Number 6283 This appears to be a late stage nymph of a hairy chinch bug, Blissus leucopterus hirtus (Hemiptera/Heteroptera: Blissidae), a common turf pest in Ontario; see Click here for more detailed information.

Bed bug

6282 What is this? From Nanaimo, Bc

Number 6282 This is either a bed bug (Cimex lectularius; Hemiptera/Heteroptera: Cimicidae) or the closely related bat bug (Cimex pilosellus). Click here for an image. Also Click here for an excellent publication on bed bugs.

Giant lichen orbweaver

6281 This creature met me in my garden this morning. Have asked hubby and son neither answer appears to be correct. From Thunder Bay, Ontario

Number 6281 This is a giant lichen orbweaver, Araneus bicentenarius, Click here for an image. All orb weavers are harmless to humans.

Larva of a beetle

6280 First found this bug behind my kitchen sink, then on the floor in my bathroom. Found this one in my shower with me this morning. Roughly over a centimetre long. Just need help identifying so I can get rid of them properly. From Dowling, Ontario

Number 6280 This is a larva of a beetle in the family Dermestidae (carpet/skin/hide/larder beetles and allies). These can feed on a wide variety of organic materials (primarily those of animal origin), including accumulations of dead insects.

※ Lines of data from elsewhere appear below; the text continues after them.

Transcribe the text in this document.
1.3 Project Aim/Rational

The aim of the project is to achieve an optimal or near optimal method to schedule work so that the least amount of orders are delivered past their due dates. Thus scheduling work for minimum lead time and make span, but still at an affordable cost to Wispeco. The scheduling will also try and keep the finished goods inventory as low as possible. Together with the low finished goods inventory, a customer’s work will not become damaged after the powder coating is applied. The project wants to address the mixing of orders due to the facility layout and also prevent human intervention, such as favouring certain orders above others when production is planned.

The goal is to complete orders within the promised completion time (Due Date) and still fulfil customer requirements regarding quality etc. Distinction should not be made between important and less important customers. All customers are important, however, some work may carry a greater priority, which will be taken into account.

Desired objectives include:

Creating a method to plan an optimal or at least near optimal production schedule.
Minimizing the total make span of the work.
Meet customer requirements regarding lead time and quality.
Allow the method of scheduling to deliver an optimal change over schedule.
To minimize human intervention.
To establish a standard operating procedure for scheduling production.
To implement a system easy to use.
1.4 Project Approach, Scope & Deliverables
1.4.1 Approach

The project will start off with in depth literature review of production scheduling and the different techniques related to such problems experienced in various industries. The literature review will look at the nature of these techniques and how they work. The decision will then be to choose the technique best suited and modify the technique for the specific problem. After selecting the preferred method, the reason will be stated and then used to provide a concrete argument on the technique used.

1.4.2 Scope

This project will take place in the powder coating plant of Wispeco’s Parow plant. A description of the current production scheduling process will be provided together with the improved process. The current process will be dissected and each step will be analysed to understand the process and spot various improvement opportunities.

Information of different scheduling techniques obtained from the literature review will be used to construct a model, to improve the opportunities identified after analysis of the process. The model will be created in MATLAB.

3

You might check any clothing/fabrics, especially those in long-term storage, that incorporate wool or silk for signs of insect damage.

Wharf borer, Nacerdes melanura

6279 Hello, I’ve recently found 2 or 3 of these insects in (and around) my bathroom every day for the past week. Every time, I remove them but the day after (sometimes even less) another is there. Sometimes 2 or 3 even. I have absolutely no idea what this could be, I’ve never seen these in my life and I haven’t been living in Quebec (or Canada) since long so maybe it’s something local to Quebec? I’m clueless about this and I’m afraid it might be something serious. I hope you can help identify this. Thank you in advance. From Quebec

Number 6279 This is a wharf borer, Nacerdes melanura (Coleoptera: Oedemeridae). Their larvae bore in wet, rotting wood and seldom if ever cause any real structural damage. Click here  for more detailed information.

Elm seed bug

6278 Trying to discover if my pets, family or home are in danger from these little guys. they appear to be about 3/8″ long and look to be infesting any wood on wood surfaces outside (where our wooden patio furniture is resting against the wooden fence, dozens of them will be hiding) they appear to be growing in numbers and we have started to see them inside the house. Began seeing them early spring, currently midsummer. From Vancouver, BC

Number 6278 This looks like an elm seed bug, Arocatus melanocephalus (Hemiptera/Heteroptera: Lygaeidae). This is an introduced European species; see Click here for more detailed information. These are nuisance pests that cause no real harm but they stink when crushed and their fecal droppings on structures are an eyesore.

Giant water bug

6277 Found in our backyard pool

Number 6277 This is a giant water bug (Hemiptera/Heteroptera: Belostomatidae). Also known as toe-biters or electric light bugs, they are voracious predators on other aquatic life forms, including other insects, tadpoles, and minnows. They are very strong fliers and have been found far from any natural water source. Click here for more detailed information on these fascinating creatures.

Shed ‘skin’ (exuvium) of a Mayfly subimago

6276 From Dartmouth, Nova Scotia

Number 6276 This is a shed ‘skin’ (exuvium) of a mayfly subimago (an intermediate stage between the aquatic nymph and the fully mature adult). Mayflies are the only insect that molts after it has developed wings.